The first was a tutorial this morning by Mentor Graphics luminary Martin Keim on using scan diagnosis for failure analysis. Dr. Keim says the tutorial is both an introduction to diagnosis -- describing what diagnosis actually is and what it can do for you, as well as practical advice to FA (failure analysis) folks how to make it work in their environment.
Defects, like death and taxes, are inevitable. Devices will fail because of manufacturing problems like contamination, insufficient doping, and process or mask errors. These problems cause shorts to power/ground, slow transistors, CMOS stuck-on/opens, and the like.

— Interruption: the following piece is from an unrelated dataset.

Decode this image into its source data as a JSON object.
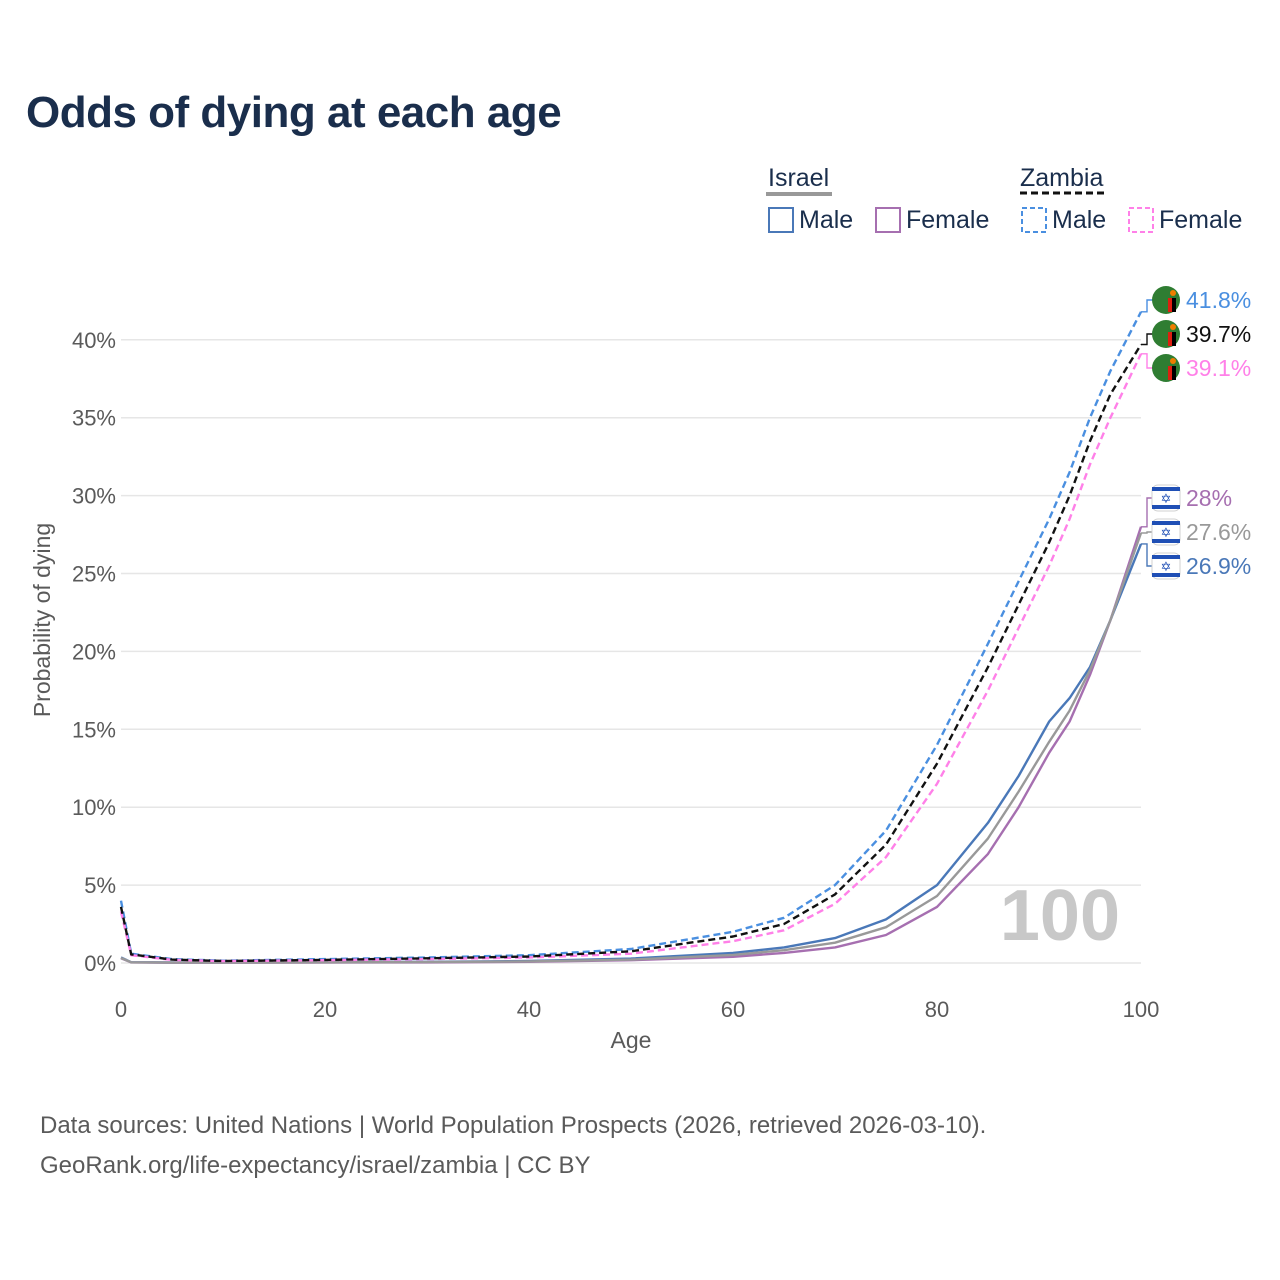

Faults are abstractions of physical defect behavior and can be represented as fault models in software and measured. Diagnosis tools (for example, ATPG) find faults; failure analysis tools finds defects. These two things work together. A diagnosis tool needs all the inputs and outputs of ATPG from the DFT engineers, and a datalog of failing devices from the test engineers. Okay, say you’ve got that managed and you run a diagnosis on a set of failed devices. The next thing to consider is the quality of the diagnosis results, and that depends in large part on the diagnosis tool you use. In particular, the tool should be layout-aware, as opposed to logic-only diagnosis. For details, you can download a whitepaper by Dr. Keim, Layout Aware Diagnosis. And for an industry case study perspective, look at the results of a diagnosis study between UMC, AMC, and Mentor in this paper available for a small cost through EDFAS.
For more views on test and diagnosis, you can attend a session of four papers (session 23) at a more reasonable hour on Thursday (3:25p-5:50p). The papers in this session address specific topics such as:
- Using diagnosis for failure localization and root cause analysis
- Leveraging test and characterization results in FA
- Linking design-for-test and CAD navigation
- Advances in diagnosis technology
- FA-optimized test and test equipment
- Industrial practices and new technologies
Troubleshooting how and why systems and circuits fail is important and is rapidly growing in industry significance. Debug and diagnosis may be needed for yield improvement, process monitoring, correcting the design function, failure-mode learning for R&D, or just getting a working first prototype. As you might imaging, this detective work is very tricky. Sources of difficulty include circuit and system complexity, packaging, limited physical access, shortened product creation cycle and time-to-market. These two ISTFA sessions are great sources of information on the new, efficient solutions for debug and diagnosis that have a much needed and highly visible impact on productivity.